Теперь–то я знаю, что расставание с девственностью может пройти в процессе долгого дурманящего удовольствия и в угаре крышесносных поцелуев.
— Эй, ты где витаешь? — он укоризненно качает головой. Отодвигается и грозно командует. — Смотри, мечтательница, только на меня. Вот он я, твой принц. Запомни и не перепутай.
— А где конь? — нагло интересуюсь я.
— Уже гарцует! Готовься, сейчас его увидишь!
Отходит на шаг и, напевая без слов, начинает медленно разворачиваться спиной, продолжая играть с поясом плавок. Вот они спускаются вниз, открывая накачанные крепкие ягодицы с двумя крошечными ямочками на самом верху.
— Это не конь, — пытаюсь продолжать игру, но в голосе — подсевшие нотки.
Хорош.
— Жеребец уже на подходе, — Марк оборачивается через плечо и белозубо скалится. — Надо его срочно позвать. Как Деда Мороза, чтобы пришел праздник. Ну–ка, быстро погладь меня, пусть поторопиться.
Я протягиваю руку и касаюсь мускулистых ягодиц, глажу. Это медитативное занятие, но он долго не выдерживает и разворачивается, так и не спустив плавки впереди.
Парео легкое, из полупрозрачной ткани, с широкими прорезями по бокам. Марк запускает в проемы руки, развязывая тесемки купального верха. Стаскивает его, сбрасывая по пол беседки, и сжимает грудь, с удовольствием наблюдая за своими руками, действующими под кисеей.
Мне должно быть некомфортно, но я привыкла, что руки у него удивительно чуткие и никогда не приносят болезненных ощущений. Все на грани, но ничего слишком.
Я сижу, а он меня щупает, словно мы подростки, сбежавшие с уроков и впервые занимающиеся стыдным непотребством. Его руки то накрывают округлости груди, вжимая в середину ладони начинающий твердеть сосок. То прихватывают только вершинки, пощипывая и потягивая их.

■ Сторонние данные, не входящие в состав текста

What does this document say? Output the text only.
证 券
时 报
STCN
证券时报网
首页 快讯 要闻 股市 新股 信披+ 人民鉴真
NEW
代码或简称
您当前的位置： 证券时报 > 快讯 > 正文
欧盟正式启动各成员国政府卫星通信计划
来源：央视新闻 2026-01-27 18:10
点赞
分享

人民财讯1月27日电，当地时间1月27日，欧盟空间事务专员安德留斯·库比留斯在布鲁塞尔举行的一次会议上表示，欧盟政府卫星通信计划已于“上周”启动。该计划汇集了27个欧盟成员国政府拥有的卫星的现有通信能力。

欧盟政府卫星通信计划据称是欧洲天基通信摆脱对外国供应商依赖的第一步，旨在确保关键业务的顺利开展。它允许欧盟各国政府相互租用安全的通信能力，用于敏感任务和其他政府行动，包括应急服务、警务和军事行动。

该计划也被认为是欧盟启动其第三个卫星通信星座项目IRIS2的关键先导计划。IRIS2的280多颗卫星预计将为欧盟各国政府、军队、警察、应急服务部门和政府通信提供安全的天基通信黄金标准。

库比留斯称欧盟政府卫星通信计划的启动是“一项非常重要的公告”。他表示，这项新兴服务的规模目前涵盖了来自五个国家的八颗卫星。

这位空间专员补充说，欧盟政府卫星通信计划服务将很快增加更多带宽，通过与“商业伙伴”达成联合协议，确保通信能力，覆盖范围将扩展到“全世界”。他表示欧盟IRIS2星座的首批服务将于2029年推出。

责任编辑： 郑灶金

Как–то само собой я оказываюсь уже лежащей. На скамейке, головой на свернутых полотенцах. А Марк стоит над моим телом, массирует, гладит, колдует, все сильнее его распаляя. Одна его рука уже в моих трусиках, сжимает складочки, втискивая между ними средний палец. А вторая, наконец, оставляет отдохнуть разгоряченную грудь и настойчиво поворачивает на бок мою голову.

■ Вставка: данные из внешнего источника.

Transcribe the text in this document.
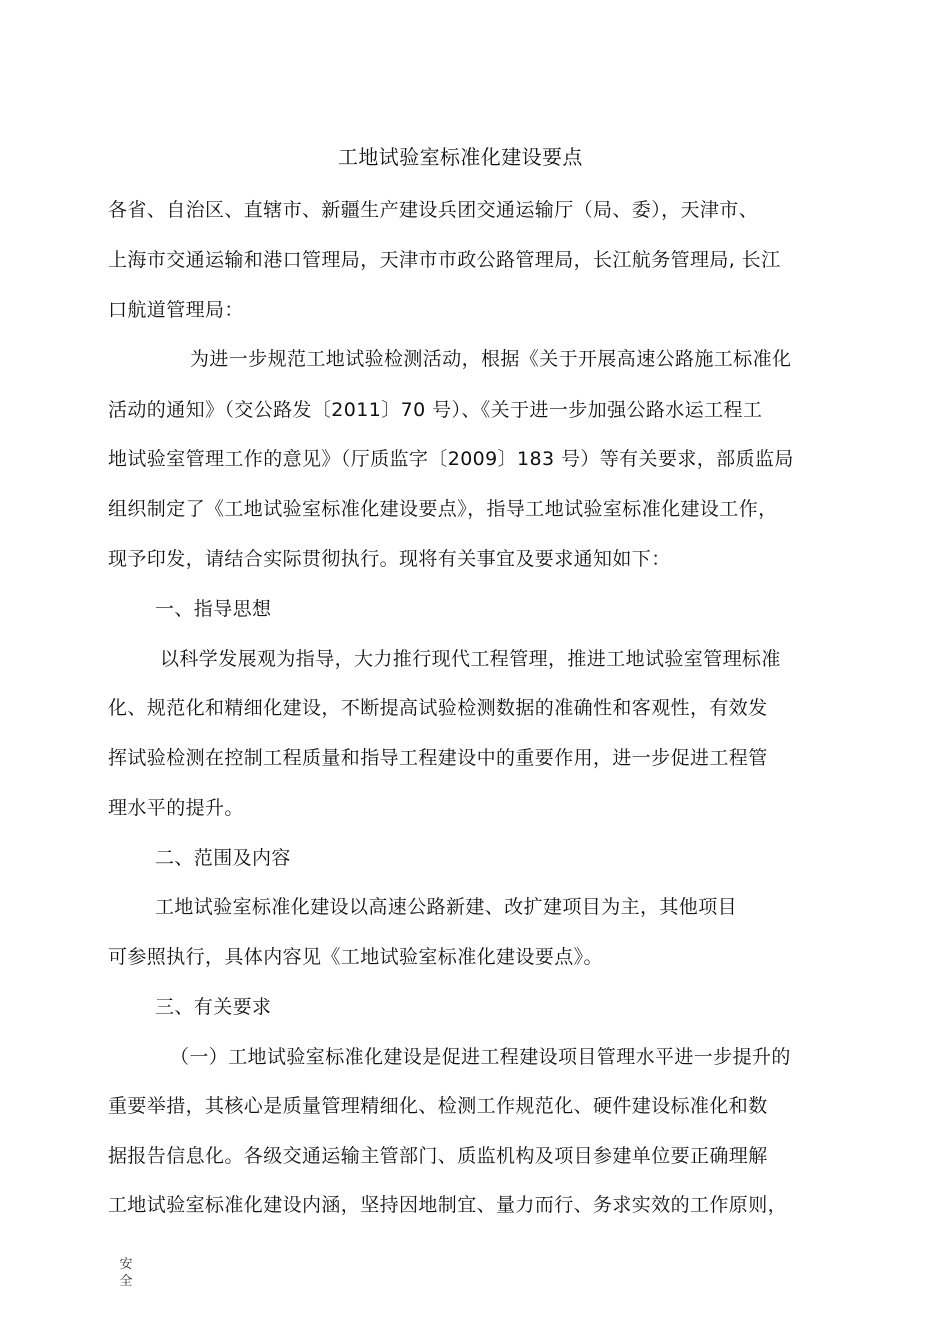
工地试验室标准化建设要点
各省、自治区、直辖市、新疆生产建设兵团交通运输厅（局、委），天津市、
上海市交通运输和港口管理局，天津市市政公路管理局，长江航务管理局, 长江
口航道管理局：
为进一步规范工地试验检测活动，根据《关于开展高速公路施工标准化
活动的通知》（交公路发〔2011〕70 号）、《关于进一步加强公路水运工程工
地试验室管理工作的意见》（厅质监字〔2009〕183 号）等有关要求，部质监局
组织制定了《工地试验室标准化建设要点》，指导工地试验室标准化建设工作，
现予印发，请结合实际贯彻执行。现将有关事宜及要求通知如下：
一、指导思想
以科学发展观为指导，大力推行现代工程管理，推进工地试验室管理标准
化、规范化和精细化建设，不断提高试验检测数据的准确性和客观性，有效发
挥试验检测在控制工程质量和指导工程建设中的重要作用，进一步促进工程管
理水平的提升。
二、范围及内容
工地试验室标准化建设以高速公路新建、改扩建项目为主，其他项目
可参照执行，具体内容见《工地试验室标准化建设要点》。
三、有关要求
（一）工地试验室标准化建设是促进工程建设项目管理水平进一步提升的
重要举措，其核心是质量管理精细化、检测工作规范化、硬件建设标准化和数
据报告信息化。各级交通运输主管部门、质监机构及项目参建单位要正确理解
工地试验室标准化建设内涵，坚持因地制宜、量力而行、务求实效的工作原则，
安
全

Я знаю, чего хочет стоящий надо мной Марк, но что–то внутри меня еще не готово к таким подвигам.
Поэтому я с неуверенностью смотрю на плавки, натянутые высокой треугольной палаткой прямо перед моим носом. Если откажусь, он же не обидится?
Вчера из кухни я вернулась несколько не в себе. Меня потрясывало от страха перед разоблачением. Заигрывания, ласки Марка скорее напрягали, чем радовали, и в итоге он не стал настаивать, списывая мою тревожность на знакомство с родней. Просто обнял и позволил забыться во сне. Утром нас вытащили на непривычно ранний завтрак, и опять ничего не было.
Похоже, прямо сейчас у измученного ожиданием Марка летели тормоза.
— Раздумываешь? — он наклоняется близко, касаясь лоб о лоб. — Если никак, сделаем по–другому. Просто знай, котенок, я схожу от тебя с ума, все сильнее и безнадежней.
Он сбрасывает на пол плавки. И нависает сверху, опираясь на локти. Я не успеваю ответить, как спортивное мужское тело вклинивается между бедер. Марк устал спрашивать, ждать, беспокоиться. Широкая грудь ходит ходуном.
— Марк, — шепчу я. — Ты о чем? Что–то случилось?
Короткая, напряженная тишина. Он пытается увидеть, рассмотреть, прямым настойчивым взглядом. Слишком серьезный для привычного моего Марка. Пара секунд…
И вдруг снова беззаботно улыбается.
— Все хорошо, котенок. Просто отлично.
— Ты уверен? Может быть уйдем отсюда и дойдем до комнаты?
Вместо ответа мои купальные трусики отодвигают, и я чувствую медленное, нарастающее давление на уже повлажневшее лоно.